Günümüz sanal dünyasında akılda kalıcı ve başarılı işler yapmak oldukça zordur. Bu nedenle özellikle güncel teknolojiyi takip etmek ve bu uygulamaları

19 gerçekleştirmek, işletmeler için bir zorunluluk hâline gelmiştir. İnsanların günlük faaliyetleri, beton çevrelerden mobil teknoloji temelli sanal bir çevreye doğru yavaş yavaş kaymaktadır (Thakur ve Srivastava, 2014: 369). Bugünün sanal dünyası, internet aracılığıyla kullanıcılar ve cihazlar arasında etkileşimi sağlayan üç boyutlu ve web tabanlı topluluklardır (Tasner, 2011: 105). Şekil 1.3, mobil teknolojinin geçmiş, bugün ve gelecekteki durumunun on yılda nasıl değiştiğini ortaya koymaktadır.

Şekil 1.3. Mobil Teknolojinin Değişim Süreci

Kaynak: Siau vd. (2001), “Mobile Commerce: Promises, Challenges, and Research Agenda”, Journal of Database Management, s.6’dan derlenmiştir.

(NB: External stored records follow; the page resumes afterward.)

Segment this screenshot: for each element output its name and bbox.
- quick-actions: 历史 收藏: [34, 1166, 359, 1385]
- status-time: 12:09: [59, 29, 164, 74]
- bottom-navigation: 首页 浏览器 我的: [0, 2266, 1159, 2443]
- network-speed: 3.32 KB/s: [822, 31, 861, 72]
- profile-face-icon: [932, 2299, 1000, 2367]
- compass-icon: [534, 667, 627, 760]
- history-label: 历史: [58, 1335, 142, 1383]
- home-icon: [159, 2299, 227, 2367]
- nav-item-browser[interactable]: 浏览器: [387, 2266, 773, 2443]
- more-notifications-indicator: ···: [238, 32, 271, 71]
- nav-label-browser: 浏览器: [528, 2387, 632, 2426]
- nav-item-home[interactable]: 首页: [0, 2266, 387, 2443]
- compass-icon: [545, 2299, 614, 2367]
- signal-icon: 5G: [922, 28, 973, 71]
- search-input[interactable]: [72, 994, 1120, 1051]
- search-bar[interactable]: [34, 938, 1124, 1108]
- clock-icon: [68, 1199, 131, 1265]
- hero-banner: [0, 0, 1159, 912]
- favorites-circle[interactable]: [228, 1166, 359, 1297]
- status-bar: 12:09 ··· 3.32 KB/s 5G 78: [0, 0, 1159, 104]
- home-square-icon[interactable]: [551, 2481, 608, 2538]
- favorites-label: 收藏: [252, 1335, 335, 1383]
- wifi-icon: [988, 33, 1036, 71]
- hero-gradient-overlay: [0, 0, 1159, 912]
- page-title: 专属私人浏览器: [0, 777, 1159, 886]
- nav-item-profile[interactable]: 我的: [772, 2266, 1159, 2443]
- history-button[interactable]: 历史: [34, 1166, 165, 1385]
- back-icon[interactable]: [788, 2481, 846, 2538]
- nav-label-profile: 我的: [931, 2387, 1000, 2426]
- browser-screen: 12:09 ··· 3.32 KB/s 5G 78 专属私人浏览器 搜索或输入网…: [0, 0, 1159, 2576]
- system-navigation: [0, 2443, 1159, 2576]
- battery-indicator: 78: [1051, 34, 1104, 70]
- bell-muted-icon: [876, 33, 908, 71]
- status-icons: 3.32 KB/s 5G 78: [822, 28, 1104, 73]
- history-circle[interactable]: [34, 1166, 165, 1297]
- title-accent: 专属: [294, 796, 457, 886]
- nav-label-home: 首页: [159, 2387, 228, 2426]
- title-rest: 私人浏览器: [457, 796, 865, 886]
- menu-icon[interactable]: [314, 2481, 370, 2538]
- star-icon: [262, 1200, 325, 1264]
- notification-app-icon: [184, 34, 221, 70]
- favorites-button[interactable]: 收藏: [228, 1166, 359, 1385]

Şekil 1.3’te gösterildiği gibi mobil teknoloji, 2001 yılından önce sadece sesli iletişim için kullanılırken, daha sonra seyahat araştırmaları, e-posta ve anlık mesajlaşma gibi faaliyetler için kullanılmıştır. 2001 yılında mobil teknolojiyle alakalı gelecek projeksiyonu, seyahat rezervasyonları, mobil kuponlar, para transferi, navigasyon ve konum belirleme olarak gerçekleşmektedir. 2015 yılına gelindiğinde ise, 2001 yılının geçmiş ve güncel mobil teknoloji faaliyetleri, 2015 yılının geçmişi olarak; 2001 yılının gelecek faaliyetleri de 2015 yılının güncel faaliyetleri olarak yer almaktadır. Bununla birlikte mobil teknoloji ile ilgili gelecekte, giyilebilir teknoloji ve sanal gerçeklik gibi kavramlardan bahsedilmektedir. Doğal bir süreç olmasına karşın üzerinde durulması gereken nokta, on beş yıl gibi kısa bir zaman dilimi içerisinde bu çapta bir teknolojik değişimin yaşanmasıdır.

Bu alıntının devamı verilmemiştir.